What’s it about? Haiji Kiyose finds Kakeru Kurahara fleeing from a shopkeeper with a loaf of bread in his hand. He recruits the college first-year to move into his dorm, making him the much-anticipated tenth resident. Why is he so desperate for that tenth resident? And why Kakeru, of all people?
Run with the Wind does not have any female characters in its first episode. It does not have any raunchy jokes or sexual content, and its only apparent problem with women is one of sheer omission.
This concludes the feminist portion of this review.
Run with the Wind didn’t seem to ping a lot of people’s radar in the lead-up to the fall season, but it certainly was on mine. It’s based on a literary novel by Shion Miura, author of the criminally overlooked The Great Passage, with appealing character designs by Haikyuu ’s Takahiro Chiba.
I love a lot of tropey otaku media – one of my favorite video games series is Danganronpa and I adore Free! – but Run with the Wind ’s source being a novel makes it refreshingly grounded. By the end of the first episode, each member of the large cast already feels distinct without relying on stereotypes. Well, I guess the twins making Kakeru guess who is who is a cliche, but not one exclusive to otaku media.
(For what it’s worth, I’ve never known a twin who was anything but annoyed at people struggling to distinguish between them and their sibling, myself included.)
Each character so far mostly just has one or two distinguishing traits – Nico-chan-senpai smokes constantly, Akane collects manga obsessively, Musa is an exchange student from Tanzania – but their interactions feel like real conversations between people. Run With the Wind perfectly replicates the disorienting feeling of walking into a dorm full of close-knit friends and trying to get a sense of who each person is and their personalities. Judging from these first impressions, I want to spend time with them and get to know them better.
Haiji and Kakeru make up the obvious center of the show. Haiji sports a long surgical scar on his leg marking the site of a knee surgery; Kakeru went from a serious high school athlete to heaving to steal bread from a convenience store after gambling away his apartment deposit at Mahjong. Haiji particularly endeared himself to me as the obvious mom friend, introducing Kakeru around and wiping spilled food off his friend’s shirt. However, he can also be scheming and self-serving – after all, he recruited Kakeru to the dorm in order to fill out the roster for the track team nobody knew they were on so they could participate in the relay marathon to Hakone.

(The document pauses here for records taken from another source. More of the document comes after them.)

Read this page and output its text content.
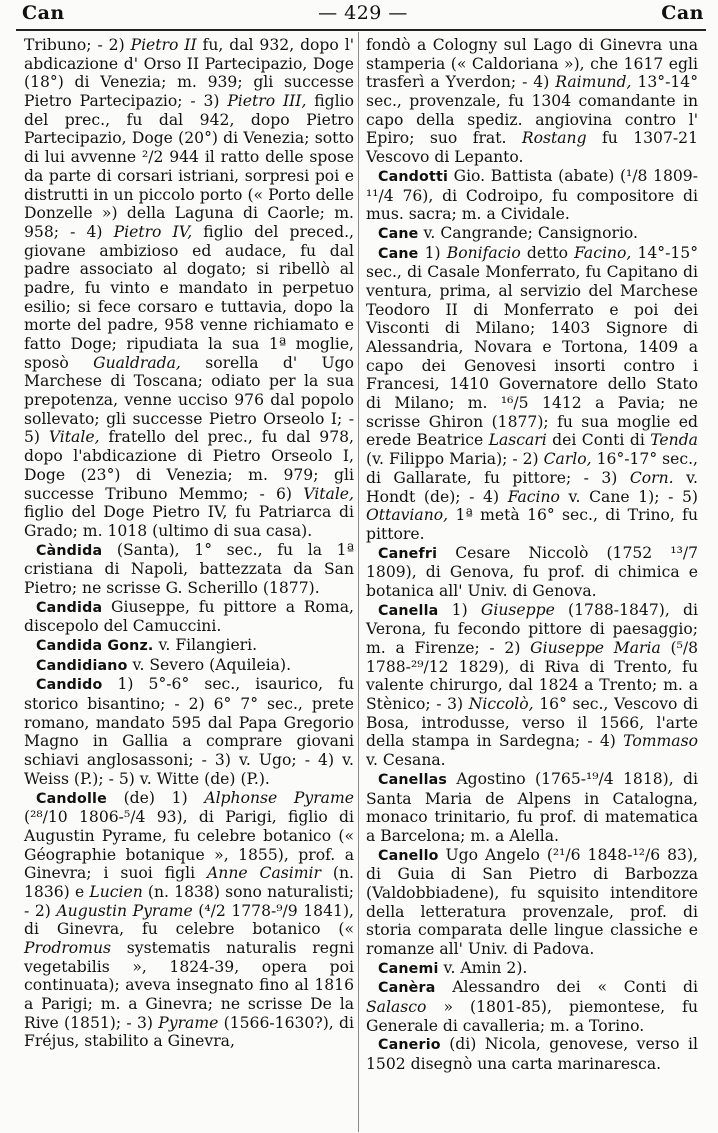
Can	— 429 —	Can

Tribuno; - 2) Pietro II fu, dal 932, dopo l' abdicazione d' Orso II Partecipazio, Doge (18°) di Venezia; m. 939; gli successe Pietro Partecipazio; - 3) Pietro III, figlio del prec., fu dal 942, dopo Pietro Partecipazio, Doge (20°) di Venezia; sotto di lui avvenne ²/2 944 il ratto delle spose da parte di corsari istriani, sorpresi poi e distrutti in un piccolo porto (« Porto delle Donzelle ») della Laguna di Caorle; m. 958; - 4) Pietro IV, figlio del preced., giovane ambizioso ed audace, fu dal padre associato al dogato; si ribellò al padre, fu vinto e mandato in perpetuo esilio; si fece corsaro e tuttavia, dopo la morte del padre, 958 venne richiamato e fatto Doge; ripudiata la sua 1ª moglie, sposò Gualdrada, sorella d' Ugo Marchese di Toscana; odiato per la sua prepotenza, venne ucciso 976 dal popolo sollevato; gli successe Pietro Orseolo I; - 5) Vitale, fratello del prec., fu dal 978, dopo l'abdicazione di Pietro Orseolo I, Doge (23°) di Venezia; m. 979; gli successe Tribuno Memmo; - 6) Vitale, figlio del Doge Pietro IV, fu Patriarca di Grado; m. 1018 (ultimo di sua casa).

Càndida (Santa), 1° sec., fu la 1ª cristiana di Napoli, battezzata da San Pietro; ne scrisse G. Scherillo (1877).

Candida Giuseppe, fu pittore a Roma, discepolo del Camuccini.

Candida Gonz. v. Filangieri.

Candidiano v. Severo (Aquileia).

Candido 1) 5°-6° sec., isaurico, fu storico bisantino; - 2) 6° 7° sec., prete romano, mandato 595 dal Papa Gregorio Magno in Gallia a comprare giovani schiavi anglosassoni; - 3) v. Ugo; - 4) v. Weiss (P.); - 5) v. Witte (de) (P.).

Candolle (de) 1) Alphonse Pyrame (²⁸/10 1806-⁵/4 93), di Parigi, figlio di Augustin Pyrame, fu celebre botanico (« Géographie botanique », 1855), prof. a Ginevra; i suoi figli Anne Casimir (n. 1836) e Lucien (n. 1838) sono naturalisti; - 2) Augustin Pyrame (⁴/2 1778-⁹/9 1841), di Ginevra, fu celebre botanico (« Prodromus systematis naturalis regni vegetabilis », 1824-39, opera poi continuata); aveva insegnato fino al 1816 a Parigi; m. a Ginevra; ne scrisse De la Rive (1851); - 3) Pyrame (1566-1630?), di Fréjus, stabilito a Ginevra,

fondò a Cologny sul Lago di Ginevra una stamperia (« Caldoriana »), che 1617 egli trasferì a Yverdon; - 4) Raimund, 13°-14° sec., provenzale, fu 1304 comandante in capo della spediz. angiovina contro l' Epiro; suo frat. Rostang fu 1307-21 Vescovo di Lepanto.

Candotti Gio. Battista (abate) (¹/8 1809-¹¹/4 76), di Codroipo, fu compositore di mus. sacra; m. a Cividale.

Cane v. Cangrande; Cansignorio.

Cane 1) Bonifacio detto Facino, 14°-15° sec., di Casale Monferrato, fu Capitano di ventura, prima, al servizio del Marchese Teodoro II di Monferrato e poi dei Visconti di Milano; 1403 Signore di Alessandria, Novara e Tortona, 1409 a capo dei Genovesi insorti contro i Francesi, 1410 Governatore dello Stato di Milano; m. ¹⁶/5 1412 a Pavia; ne scrisse Ghiron (1877); fu sua moglie ed erede Beatrice Lascari dei Conti di Tenda (v. Filippo Maria); - 2) Carlo, 16°-17° sec., di Gallarate, fu pittore; - 3) Corn. v. Hondt (de); - 4) Facino v. Cane 1); - 5) Ottaviano, 1ª metà 16° sec., di Trino, fu pittore.

Canefri Cesare Niccolò (1752 ¹³/7 1809), di Genova, fu prof. di chimica e botanica all' Univ. di Genova.

Canella 1) Giuseppe (1788-1847), di Verona, fu fecondo pittore di paesaggio; m. a Firenze; - 2) Giuseppe Maria (⁵/8 1788-²⁹/12 1829), di Riva di Trento, fu valente chirurgo, dal 1824 a Trento; m. a Stènico; - 3) Niccolò, 16° sec., Vescovo di Bosa, introdusse, verso il 1566, l'arte della stampa in Sardegna; - 4) Tommaso v. Cesana.

Canellas Agostino (1765-¹⁹/4 1818), di Santa Maria de Alpens in Catalogna, monaco trinitario, fu prof. di matematica a Barcelona; m. a Alella.

Canello Ugo Angelo (²¹/6 1848-¹²/6 83), di Guia di San Pietro di Barbozza (Valdobbiadene), fu squisito intenditore della letteratura provenzale, prof. di storia comparata delle lingue classiche e romanze all' Univ. di Padova.

Canemi v. Amin 2).

Canèra Alessandro dei « Conti di Salasco » (1801-85), piemontese, fu Generale di cavalleria; m. a Torino.

Canerio (di) Nicola, genovese, verso il 1502 disegnò una carta marinaresca.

Kakeru, meanwhile, has revealed less of himself so far but shows promising as a complex character as his own right. He appears to be more or less alone in the world, and doesn’t really know what to do with Haiji’s attention. He’s relieved to have a place to live, but is overwhelmed by the lively personalities of his new neighbors. He still runs regularly, but doesn’t want to run the marathon. Without a doubt, he and Haiji will help each other move on from their pasts and learn the true meaning of teamwork – it’s a sports anime, after all.
Body language conveys much of the characters’ personalities. Each one has a distinctive design and face, and fluid animation brings out their individual quirks and flaws. The building is crowded and dingy, but possesses a homelike warmth that really makes it feel like a place worth spending time with.
I can hear some people in the audience clamoring, “Enough of this! Does he have the booty?” And the answer is a resounding, “He do, and the booty is of an age where no one can take issue with fans ogling it!” Not that there’s really any prominent fan service – just some light nudity that a good portion of the audience will no doubt appreciate.
I’ve been trying to get into running for quite a while, but something always stops me from getting more than a few weeks in – I get injured or sick somehow, or some other distraction or reason not to go comes up. Maybe Run with the Wind will be the inspiration I need to stick with my plan this time, because I’m certainly sticking to the show.